7/5/2018 This highlight should really have appeared two weeks ago, but due to the arrival of ducklings and swallows it had to be postponed. There was no question of leaving it out, however: new horse chestnut leaves are my second favourite spring leaf behind the one I hope will be featured next week, if nothing unexpected happens to delay it once more.
In contrast to the weeping willow, whose early spring glow I enjoy best from a distance, I have to get up close to appreciate the horse chestnut’s new leaves. I love seeing the sticky buds burst open and the leaves slowly break free of their spider’s-web-like covering; but my favourite stage is when the leaves are larger and have become more recognisably those of the horse chestnut. They point downwards like drooping hands. They are light green, almost translucent and oh-so-soft: touching and stroking them is impossible to resist. I can feel my heart leap when I do so.

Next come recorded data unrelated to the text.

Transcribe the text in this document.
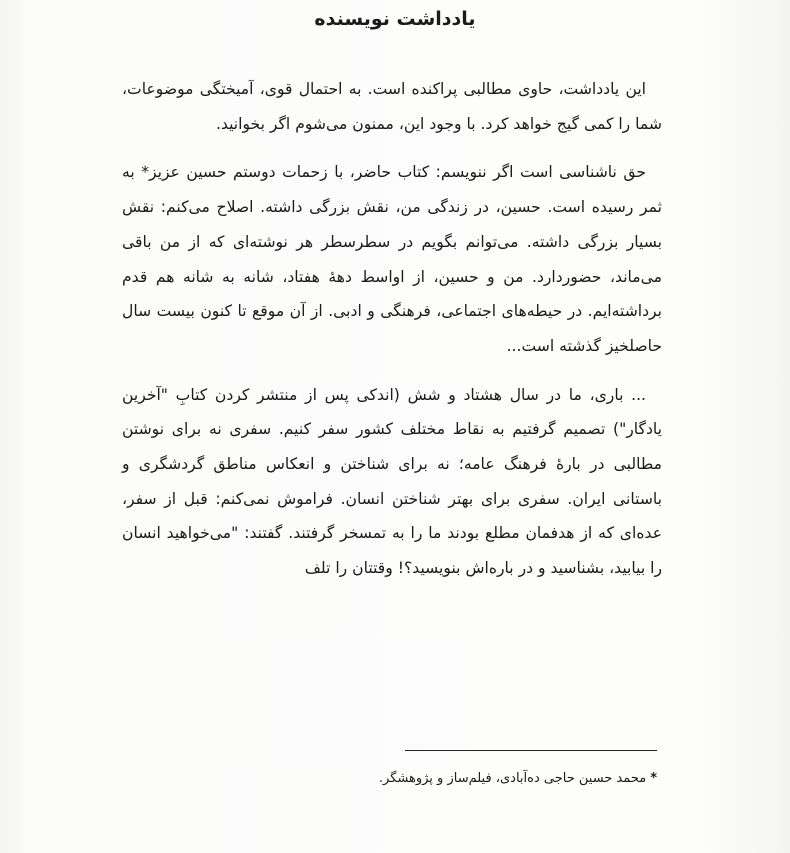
یادداشت نویسنده

این یادداشت، حاوی مطالبی پراکنده است. به احتمال قوی، آمیختگی موضوعات، شما را کمی گیج خواهد کرد. با وجود این، ممنون می‌شوم اگر بخوانید.

حق ناشناسی است اگر ننویسم: کتاب حاضر، با زحمات دوستم حسین عزیز* به ثمر رسیده است. حسین، در زندگی من، نقش بزرگی داشته. اصلاح می‌کنم: نقش بسیار بزرگی داشته. می‌توانم بگویم در سطرسطر هر نوشته‌ای که از من باقی می‌ماند، حضوردارد. من و حسین، از اواسط دههٔ هفتاد، شانه به شانه هم قدم برداشته‌ایم. در حیطه‌های اجتماعی، فرهنگی و ادبی. از آن موقع تا کنون بیست سال حاصلخیز گذشته است...

... باری، ما در سال هشتاد و شش (اندکی پس از منتشر کردن کتابِ "آخرین یادگار") تصمیم گرفتیم به نقاط مختلف کشور سفر کنیم. سفری نه برای نوشتن مطالبی در بارهٔ فرهنگ عامه؛ نه برای شناختن و انعکاس مناطق گردشگری و باستانی ایران. سفری برای بهتر شناختن انسان. فراموش نمی‌کنم: قبل از سفر، عده‌ای که از هدفمان مطلع بودند ما را به تمسخر گرفتند. گفتند: "می‌خواهید انسان را بیابید، بشناسید و در باره‌اش بنویسید؟! وقتتان را تلف

*محمد حسین حاجی ده‌آبادی، فیلم‌ساز و پژوهشگر.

Perhaps I wouldn’t grow a horse chestnut only for its new leaves. But nevertheless the tree has joyful and comforting associations: its flowers and their wondrous smell have summed up for me the image and fragrance of the month of May since childhood. Neighbours two doors down in London had a large chestnut tree, which – whatever its drawbacks in a city garden – I admired from the upstairs windows of our house and from the garden. Many chestnuts lined the park outside our house and the grounds of my primary school, where I was happy.

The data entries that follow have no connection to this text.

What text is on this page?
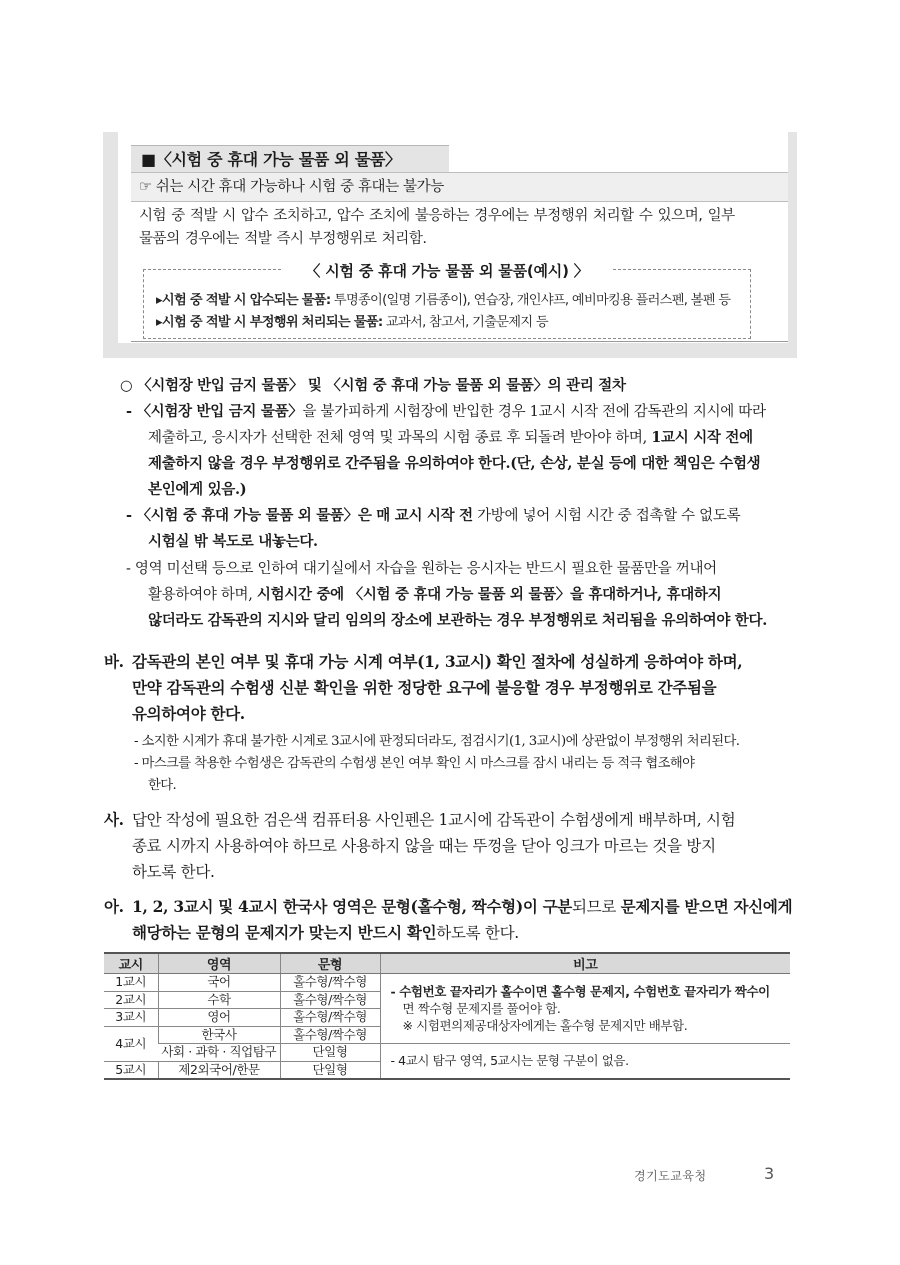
■〈시험 중 휴대 가능 물품 외 물품〉
☞ 쉬는 시간 휴대 가능하나 시험 중 휴대는 불가능
시험 중 적발 시 압수 조치하고, 압수 조치에 불응하는 경우에는 부정행위 처리할 수 있으며, 일부
물품의 경우에는 적발 즉시 부정행위로 처리함.
〈 시험 중 휴대 가능 물품 외 물품(예시) 〉
▸시험 중 적발 시 압수되는 물품: 투명종이(일명 기름종이), 연습장, 개인샤프, 예비마킹용 플러스펜, 볼펜 등
▸시험 중 적발 시 부정행위 처리되는 물품: 교과서, 참고서, 기출문제지 등
○ 〈시험장 반입 금지 물품〉 및 〈시험 중 휴대 가능 물품 외 물품〉의 관리 절차
- 〈시험장 반입 금지 물품〉을 불가피하게 시험장에 반입한 경우 1교시 시작 전에 감독관의 지시에 따라
제출하고, 응시자가 선택한 전체 영역 및 과목의 시험 종료 후 되돌려 받아야 하며, 1교시 시작 전에
제출하지 않을 경우 부정행위로 간주됨을 유의하여야 한다.(단, 손상, 분실 등에 대한 책임은 수험생
본인에게 있음.)
- 〈시험 중 휴대 가능 물품 외 물품〉은 매 교시 시작 전 가방에 넣어 시험 시간 중 접촉할 수 없도록
시험실 밖 복도로 내놓는다.
- 영역 미선택 등으로 인하여 대기실에서 자습을 원하는 응시자는 반드시 필요한 물품만을 꺼내어
활용하여야 하며, 시험시간 중에 〈시험 중 휴대 가능 물품 외 물품〉을 휴대하거나, 휴대하지
않더라도 감독관의 지시와 달리 임의의 장소에 보관하는 경우 부정행위로 처리됨을 유의하여야 한다.
바. 감독관의 본인 여부 및 휴대 가능 시계 여부(1, 3교시) 확인 절차에 성실하게 응하여야 하며,
만약 감독관의 수험생 신분 확인을 위한 정당한 요구에 불응할 경우 부정행위로 간주됨을
유의하여야 한다.
- 소지한 시계가 휴대 불가한 시계로 3교시에 판정되더라도, 점검시기(1, 3교시)에 상관없이 부정행위 처리된다.
- 마스크를 착용한 수험생은 감독관의 수험생 본인 여부 확인 시 마스크를 잠시 내리는 등 적극 협조해야
한다.
사. 답안 작성에 필요한 검은색 컴퓨터용 사인펜은 1교시에 감독관이 수험생에게 배부하며, 시험
종료 시까지 사용하여야 하므로 사용하지 않을 때는 뚜껑을 닫아 잉크가 마르는 것을 방지
하도록 한다.
아. 1, 2, 3교시 및 4교시 한국사 영역은 문형(홀수형, 짝수형)이 구분되므로 문제지를 받으면 자신에게
해당하는 문형의 문제지가 맞는지 반드시 확인하도록 한다.
교시	영역	문형	비고
1교시	국어	홀수형/짝수형	- 수험번호 끝자리가 홀수이면 홀수형 문제지, 수험번호 끝자리가 짝수이
면 짝수형 문제지를 풀어야 함.
※ 시험편의제공대상자에게는 홀수형 문제지만 배부함.

2교시	수학	홀수형/짝수형	
3교시	영어	홀수형/짝수형	
4교시	한국사	홀수형/짝수형	
	사회 · 과학 · 직업탐구	단일형	- 4교시 탐구 영역, 5교시는 문형 구분이 없음.
5교시	제2외국어/한문	단일형	
경기도교육청	3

My Suffolk garden is home to a horse chestnut tree that I grew from a conker as a child – no doubt originating from the neighbours’ tree. I remember it sitting in its small pot on the bathroom windowsill in London and watching it daily. It is one of the easiest and most satisfying things for a child to grow, though of course sooner or later the question of where to plant it becomes a thorny issue. Luckily our Suffolk garden was able to accommodate most of the far-too-large trees that I had adopted as seedlings during term time, such as a tree of heaven that had self-seeded from another neighbour’s tree before it blew down in the 1987 hurricane.
My father was convinced that the pink chestnut at the top of the garden beside the moat was soon going to die, and so he suggested we plant my chestnut a couple of metres away as a replacement. 25 years or more later, both are still growing happily side by side.